Cyber Monday Doesn't Exist
xsspd2004 writes "Despite a huge amount of hype, the Monday after Thanksgiving is historically only the 12th-biggest online shopping day of the year. Do a Google search on "Cyber Monday," and you get as many as 779,000 results. Not a bad haul for a term that was created just a week and a half ago."
this will be just like when they tried to add grandma and grandadas days to mothers and fathers days, just another excuse to try and drum up more profit. seems a bit pointless in this case though, they are both wrong and it's a growth business anyway. perhaps marketing were exceptionally bored. or maybe it was the work experience guy
The Google search they performed has nothing to do with indicating the quantity of sales. They don't even claim that it does! They use the search more to show how quickly the new term "Cyber Monday" has spread.
If you had bothered to read the article, you would have noticed that the sales data is based on non-Google research.
Cyric Zndovzny at your service.
Black Friday exists because physical shopping at a Brick-n'-Mortar has a number of very real constraints on when it can occur - You need the store open and staffed; You need to have free time (ie, not at work) to go; You need a reason to go; You need money to spend there.

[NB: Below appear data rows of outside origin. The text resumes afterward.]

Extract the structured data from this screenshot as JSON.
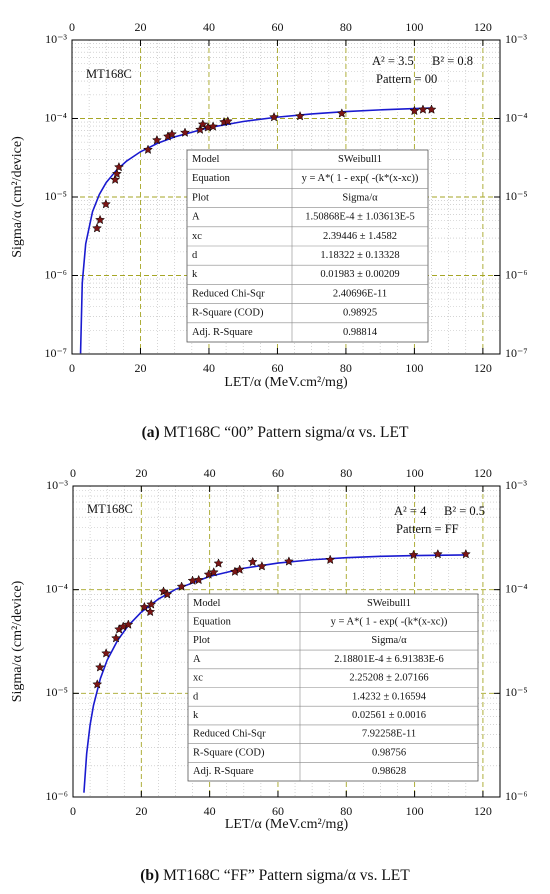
{
  "chart_data": [
    {
      "type": "scatter",
      "annotations": [
        "MT168C",
        "A² = 3.5",
        "B² = 0.8",
        "Pattern = 00"
      ],
      "x_label": "LET/α (MeV.cm²/mg)",
      "y_label": "Sigma/α (cm²/device)",
      "caption_label": "(a)",
      "caption": " MT168C “00” Pattern sigma/α vs. LET",
      "xlim": [
        0,
        125
      ],
      "xticks": [
        0,
        20,
        40,
        60,
        80,
        100,
        120
      ],
      "ylim": [
        1e-07,
        0.001
      ],
      "log_y": true,
      "yticks": [
        {
          "value": 0.001,
          "label": "10⁻³"
        },
        {
          "value": 0.0001,
          "label": "10⁻⁴"
        },
        {
          "value": 1e-05,
          "label": "10⁻⁵"
        },
        {
          "value": 1e-06,
          "label": "10⁻⁶"
        },
        {
          "value": 1e-07,
          "label": "10⁻⁷"
        }
      ],
      "grid": true,
      "minor_grid": true,
      "color": "#7a1515",
      "x": [
        7.3,
        8.2,
        9.9,
        12.6,
        13.1,
        13.7,
        22.2,
        24.8,
        28,
        29.2,
        33,
        37.4,
        38.2,
        39.7,
        41.2,
        44.4,
        45.5,
        59,
        66.6,
        78.8,
        100,
        102.5,
        105
      ],
      "values": [
        4e-06,
        5.1e-06,
        8.1e-06,
        1.66e-05,
        1.97e-05,
        2.4e-05,
        4e-05,
        5.3e-05,
        5.9e-05,
        6.3e-05,
        6.6e-05,
        7.2e-05,
        8.4e-05,
        7.7e-05,
        7.9e-05,
        9e-05,
        9.2e-05,
        0.000104,
        0.000107,
        0.000116,
        0.000125,
        0.00013,
        0.00013
      ],
      "fit": {
        "color": "#1a1ad0",
        "x": [
          2.5,
          3,
          4,
          6,
          8,
          10,
          13,
          16,
          20,
          25,
          30,
          40,
          50,
          60,
          70,
          80,
          90,
          100,
          105
        ],
        "values": [
          1.02e-07,
          8.04e-07,
          2.53e-06,
          6.51e-06,
          1.08e-05,
          1.53e-05,
          2.2e-05,
          2.88e-05,
          3.77e-05,
          4.84e-05,
          5.84e-05,
          7.65e-05,
          9.16e-05,
          0.0001041,
          0.0001142,
          0.0001224,
          0.0001288,
          0.0001338,
          0.000136
        ]
      },
      "stats_table": {
        "rows": [
          [
            "Model",
            "SWeibull1"
          ],
          [
            "Equation",
            "y = A*( 1 - exp( -(k*(x-xc))"
          ],
          [
            "Plot",
            "Sigma/α"
          ],
          [
            "A",
            "1.50868E-4 ± 1.03613E-5"
          ],
          [
            "xc",
            "2.39446 ± 1.4582"
          ],
          [
            "d",
            "1.18322 ± 0.13328"
          ],
          [
            "k",
            "0.01983 ± 0.00209"
          ],
          [
            "Reduced Chi-Sqr",
            "2.40696E-11"
          ],
          [
            "R-Square (COD)",
            "0.98925"
          ],
          [
            "Adj. R-Square",
            "0.98814"
          ]
        ]
      }
    },
    {
      "type": "scatter",
      "annotations": [
        "MT168C",
        "A² = 4",
        "B² = 0.5",
        "Pattern = FF"
      ],
      "x_label": "LET/α (MeV.cm²/mg)",
      "y_label": "Sigma/α (cm²/device)",
      "caption_label": "(b)",
      "caption": " MT168C “FF” Pattern sigma/α vs. LET",
      "xlim": [
        0,
        125
      ],
      "xticks": [
        0,
        20,
        40,
        60,
        80,
        100,
        120
      ],
      "ylim": [
        1e-06,
        0.001
      ],
      "log_y": true,
      "yticks": [
        {
          "value": 0.001,
          "label": "10⁻³"
        },
        {
          "value": 0.0001,
          "label": "10⁻⁴"
        },
        {
          "value": 1e-05,
          "label": "10⁻⁵"
        },
        {
          "value": 1e-06,
          "label": "10⁻⁶"
        }
      ],
      "grid": true,
      "minor_grid": true,
      "color": "#7a1515",
      "x": [
        7.1,
        7.9,
        9.7,
        12.6,
        13.5,
        14.7,
        16.2,
        20.9,
        22.6,
        22.9,
        26.5,
        27.6,
        31.8,
        35,
        36.8,
        39.7,
        41.2,
        42.6,
        47.4,
        48.8,
        52.6,
        55.3,
        63.2,
        75.3,
        99.7,
        106.8,
        115
      ],
      "values": [
        1.22e-05,
        1.78e-05,
        2.43e-05,
        3.4e-05,
        4.14e-05,
        4.4e-05,
        4.6e-05,
        6.8e-05,
        6.1e-05,
        7.2e-05,
        9.6e-05,
        9e-05,
        0.000107,
        0.000122,
        0.000124,
        0.00014,
        0.000147,
        0.000179,
        0.000149,
        0.000156,
        0.000185,
        0.000168,
        0.000187,
        0.000194,
        0.000216,
        0.00022,
        0.00022
      ],
      "fit": {
        "color": "#1a1ad0",
        "x": [
          3.2,
          4,
          5,
          6,
          8,
          10,
          13,
          16,
          20,
          25,
          30,
          40,
          50,
          60,
          70,
          80,
          90,
          100,
          115
        ],
        "values": [
          1.1e-06,
          2.62e-06,
          4.95e-06,
          7.65e-06,
          1.385e-05,
          2.09e-05,
          3.22e-05,
          4.43e-05,
          6.08e-05,
          8.12e-05,
          0.0001005,
          0.0001344,
          0.000161,
          0.0001806,
          0.0001943,
          0.0002036,
          0.0002096,
          0.0002133,
          0.0002164
        ]
      },
      "stats_table": {
        "rows": [
          [
            "Model",
            "SWeibull1"
          ],
          [
            "Equation",
            "y = A*( 1 - exp( -(k*(x-xc))"
          ],
          [
            "Plot",
            "Sigma/α"
          ],
          [
            "A",
            "2.18801E-4 ± 6.91383E-6"
          ],
          [
            "xc",
            "2.25208 ± 2.07166"
          ],
          [
            "d",
            "1.4232 ± 0.16594"
          ],
          [
            "k",
            "0.02561 ± 0.0016"
          ],
          [
            "Reduced Chi-Sqr",
            "7.92258E-11"
          ],
          [
            "R-Square (COD)",
            "0.98756"
          ],
          [
            "Adj. R-Square",
            "0.98628"
          ]
        ]
      }
    }
  ]
}
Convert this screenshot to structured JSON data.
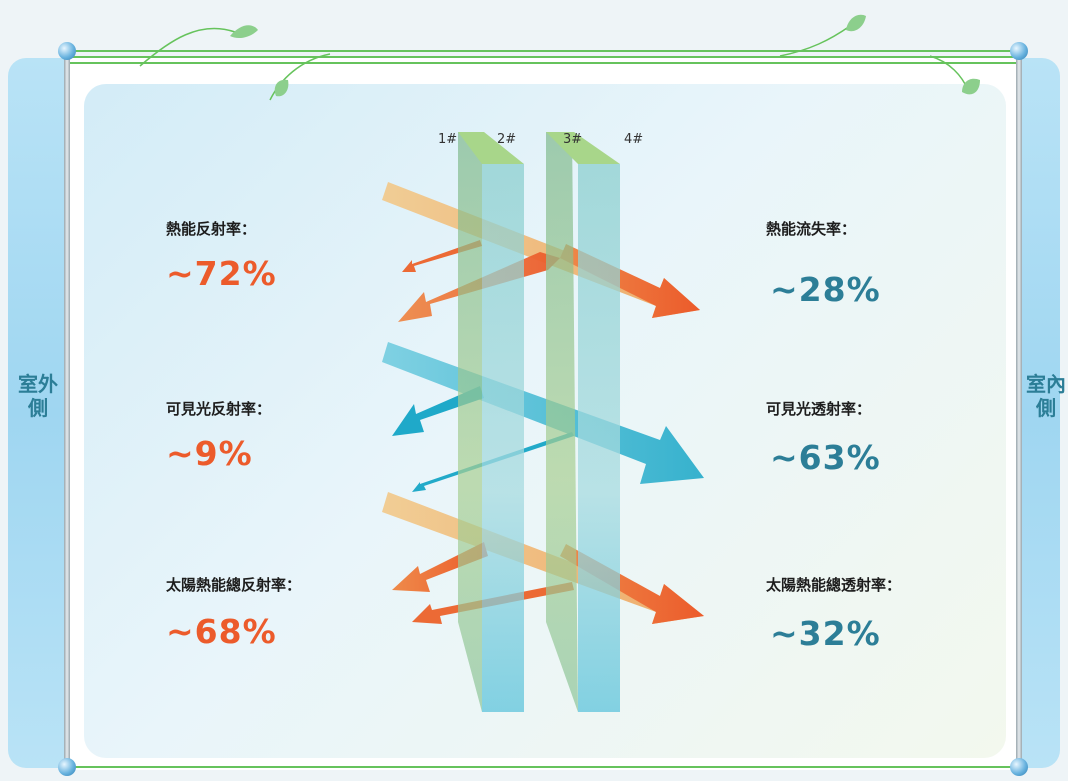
{
  "sides": {
    "outdoor": "室外側",
    "indoor": "室內側"
  },
  "surfaces": [
    "1#",
    "2#",
    "3#",
    "4#"
  ],
  "left_metrics": [
    {
      "label": "熱能反射率：",
      "value": "~72%"
    },
    {
      "label": "可見光反射率：",
      "value": "~9%"
    },
    {
      "label": "太陽熱能總反射率：",
      "value": "~68%"
    }
  ],
  "right_metrics": [
    {
      "label": "熱能流失率：",
      "value": "~28%"
    },
    {
      "label": "可見光透射率：",
      "value": "~63%"
    },
    {
      "label": "太陽熱能總透射率：",
      "value": "~32%"
    }
  ],
  "colors": {
    "heat": "#ec5b2b",
    "heat_light": "#efc07c",
    "light": "#1fa9c9",
    "value_teal": "#2c7e97",
    "glass_green": "#86bd86",
    "glass_blue": "#5ec4dc",
    "frame_green": "#66c35c"
  }
}
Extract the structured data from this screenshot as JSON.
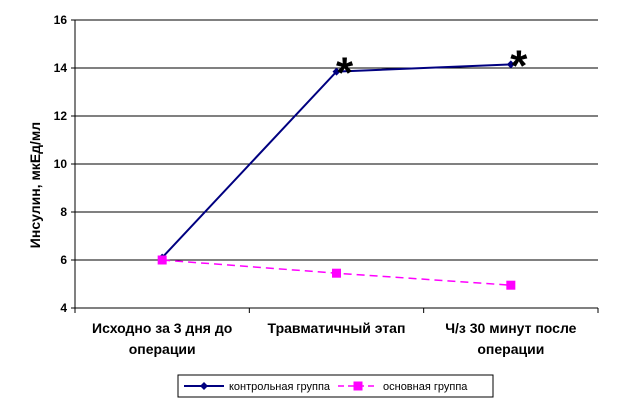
{
  "chart_data": {
    "type": "line",
    "title": "",
    "ylabel": "Инсулин, мкЕд/мл",
    "xlabel": "",
    "ylim": [
      4,
      16
    ],
    "yticks": [
      4,
      6,
      8,
      10,
      12,
      14,
      16
    ],
    "ytick_labels": [
      "4",
      "6",
      "8",
      "10",
      "12",
      "14",
      "16"
    ],
    "grid": "horizontal",
    "categories": [
      [
        "Исходно за 3 дня до",
        "операции"
      ],
      [
        "Травматичный этап"
      ],
      [
        "Ч/з 30 минут после",
        "операции"
      ]
    ],
    "series": [
      {
        "name": "контрольная группа",
        "values": [
          6.1,
          13.85,
          14.15
        ],
        "color": "#000080",
        "line_style": "solid",
        "marker": "diamond"
      },
      {
        "name": "основная группа",
        "values": [
          6.0,
          5.45,
          4.95
        ],
        "color": "#ff00ff",
        "line_style": "dashed",
        "marker": "square"
      }
    ],
    "annotations": [
      {
        "text": "*",
        "category_index": 1
      },
      {
        "text": "*",
        "category_index": 2
      }
    ],
    "legend_position": "bottom"
  }
}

Most people meeting the last condition have the Friday after Turkey-day off from work, thus meeting the second condition. Most retail sales staff do not, thus meeting the first condition. And our annual Materialism-and-oh-yeah-that-dead-Jew festival provides the final condition, a reason to go shopping in the first place.
Shopping on-line changes all that. The store always has its virtual doors open. They always have what you want, even if you don't know you want something. You can even find things on the cheap, if you look around carefully. It eliminates three of the four constraints necessary for a "holiday" flood of shoppers to occur on a particular day. And for the only one remaining, we still have at least another 20 or so "shopping" days up to which Amazon will guarantee delivery by December 25th. So no rush.
The entire premise of a mad rush to shop on one particular day comes from the same minds that can't understand why we "abandon" 90% of shopping carts at online stores, after they force us to add items to a cart to see its price.
Nothing to see here, move along - Captain Obvious has struck again.
Yeah, that knowledgable person just entered your card information in the same form that you wouldn't use...
How am I supposed to know that the form target is https? Am I supposed to analyze the page source code before I click "buy" with my credit card number? Your browser might warn you, and give you a chance to opt-out, if a form submission leaves https mode, but the other way around you can only know, practically speaking, after it's too late.
Of course I could set the browser to warn about all non-encrypted submissions (as some do until by default you turn it off). But that would be extremely annoying for ordinary non-senstive information submission, like posting to a forum, so most people turn it off, a quite reasonable thing to do once you're aware of that.
Sorry, this would not get my vote as a "smart design". My conservative assumption is that submission from a non-encrypted page will be non-encrypted unless I have good evidence otherwise.